Dr Bishay is Professor of Anatomy and Physiology in the Department of Biology at North Park University, Chicago, IL, and Professor of Advanced Pharmacology in the School of Nursing at North Park University.
Huntington disease is an autosomal dominant neurological disorder characterized by neuron degeneration that results in progressive motor abnormality such as chorea, a decline in intellectual functions, and psychiatric conditions such as depression. Symptoms typically appear in the third to fifth decades.1 Thus, genetic determination becomes a preoccupation for many because of the consequences of knowing whether they will develop the disease later in life.
Previously, it was difficult to determine the pedigree of Huntington disease because of the late onset of symptoms and the need for a large number of individuals for the investigation. The diagnosis depended on enzymatic markers, which could exclude Huntington disease in 20% of the population.
In 1983, Gusella and colleagues1 discovered a closely related marker on chromosome 4 that could be used to localize the Huntington disease gene. The test, known as “presymptomatic testing,” relied on polymorphic DNA markers. The markers were obtained by recombinant DNA technology through restriction fragments length polymorphism (RFLP). Different-sized fragments on DNA were obtained, whether they encoded a protein or not (anonymous), and those fragments were free from repetition. Anonymous DNA fragments were found on chromosome 4. This marker showed a close linkage to Huntington disease in two separate families from the US and Venzuela; thus, the chromosome was identified despite the small sample size.
Another breakthrough occurred 10 years later. The previous technique required a sample of many family members, but in 1993 a specific mutation was discovered as a “trinucleotide repeat expansion” on the short arm of chromosome 4.2 Then a gene was targeted by cloned exons in that area. Known as IT15, the gene was composed of a trinucleotide repeat of sequence CAG: “A (CAG) repeat longer than the normal range was observed on HD chromosomes from all 75 disease families examined, comprising a variety of ethnic backgrounds and 4~16.3 haplotypes.”3
The trinucleotide repeat with at least 17 alleles in the normal population can range from 11 to 35 CAG sequence copies, but in patients with Huntington disease, the number of repeats increases to a range of 42 to 66 copies. The number shows a correlation with the age of onset: the younger the age, the larger the number of repeats. It was also found that earlier onset (before age 21) stems mainly from paternal gene transmission rather than maternal. Individuals with a larger number of normal repeats have a delayed onset of the disease; such a modifier of the gene may help in the future to counteract the mutation and possibly prevent the disease. The penetrance is full, which means that children of Huntington disease gene carriers have a 50% possibility of inheriting the gene, and those who do will eventually develop the disease.4
The Huntington disease mutation is related to an unstable gene, in a similar pattern to fragile X syndrome, spino-bulbar muscular atrophy, and myotonic dystrophy. The tandem nucleotide repeat expansion is believed to code for RNA of a protein called huntingtin, resulting in neuronal cell death. The progressive neurodegeneration in Huntington disease mainly involves the basal ganglia and cerebral cortex.

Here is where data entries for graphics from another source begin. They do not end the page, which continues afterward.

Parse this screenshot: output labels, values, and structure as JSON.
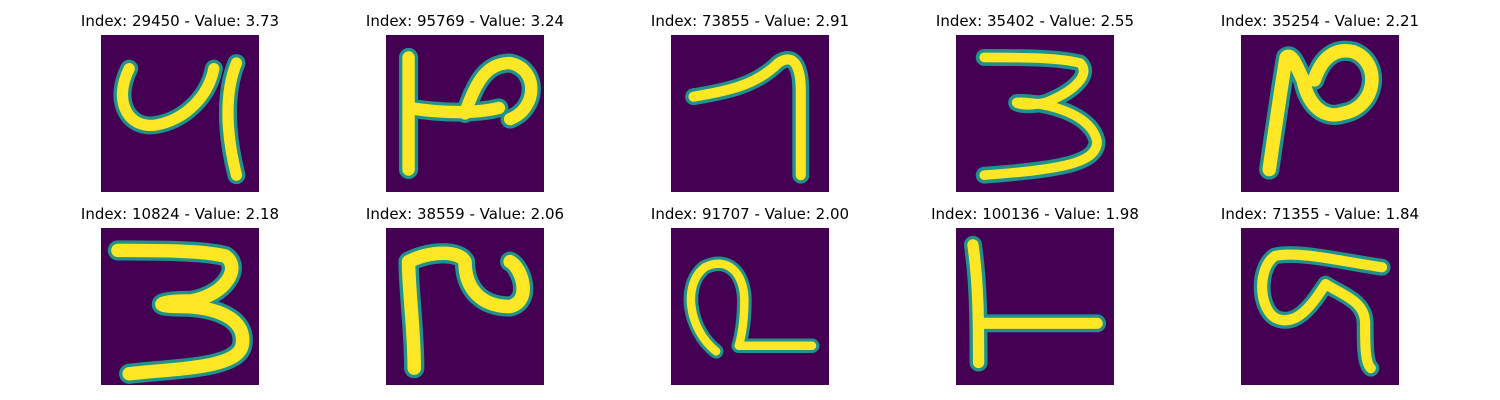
{
  "figure": {
    "colors": {
      "background": "#440154",
      "stroke_edge": "#21918c",
      "stroke_mid": "#5ec962",
      "stroke_core": "#fde725"
    },
    "panels": [
      {
        "title": "Index: 29450 - Value: 3.73",
        "glyph": "4-like"
      },
      {
        "title": "Index: 95769 - Value: 3.24",
        "glyph": "h-shape"
      },
      {
        "title": "Index: 73855 - Value: 2.91",
        "glyph": "7-like"
      },
      {
        "title": "Index: 35402 - Value: 2.55",
        "glyph": "3"
      },
      {
        "title": "Index: 35254 - Value: 2.21",
        "glyph": "N-like"
      },
      {
        "title": "Index: 10824 - Value: 2.18",
        "glyph": "3"
      },
      {
        "title": "Index: 38559 - Value: 2.06",
        "glyph": "h-shape"
      },
      {
        "title": "Index: 91707 - Value: 2.00",
        "glyph": "loop-2"
      },
      {
        "title": "Index: 100136 - Value: 1.98",
        "glyph": "L-shape"
      },
      {
        "title": "Index: 71355 - Value: 1.84",
        "glyph": "S-like"
      }
    ]
  }
}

Age of onset is usually in the 30s or 40s, but it can occur in those as young as 2 to 3 years and as old as 80 years.4 The clinical picture includes motor disturbances in the form of choreiform movements, cognitive impairment, mood disorders, and behavioral changes that are chronic and progressive.
Dr Bishay reports no conflicts of interest concerning the subject matter of this article.
1. Gusella JF, Wexler NS, Conneally PM, et al. A polymorphic DNA marker genetically linked to Huntington’s disease. Nature. 1983;306:234-238.
2. Harper PS, Lim C, Craufurd D. Ten years of presymptomatic testing for Huntington’s disease: the experience of the UK Huntington’s Disease Prediction Consortium. J Med Genet. 2000;37:567-571.
3. The Huntington’s Disease Collaborative Research Group. A novel gene containing a trinucleotide repeat that is expanded and unstable on Huntington’s disease chromosomes. Cell. 1993;72:971-983.
4. Myers RH. Huntington’s disease genetics. NeuroRx J Am Soc Experimental NeuroTherapeutics. 2004;1:255-262.
5. Brandt J, Quaid KA, Folstein SE, et al. Presymptomatic diagnosis of delayed-onset disease with linked DNA markers. The experience in Huntington’s disease. JAMA. 1989;261:3108-3114.
6. Codori AM, Slavney PR, Young C, et al. Predictors of psychological adjustment to genetic testing for Huntington’s disease. Health Psychol. 1997;16:36-50.
7. Meiser B, Dunn S. Psychological impact of genetic testing for Huntington’s disease: an update of the literature. J Neurol Neurosurgery Psychiatry. 2000;69:574-578.
8. Tibben A. Predictive testing for Huntington’s disease. Brain Res Bull. 2007;72:165-171.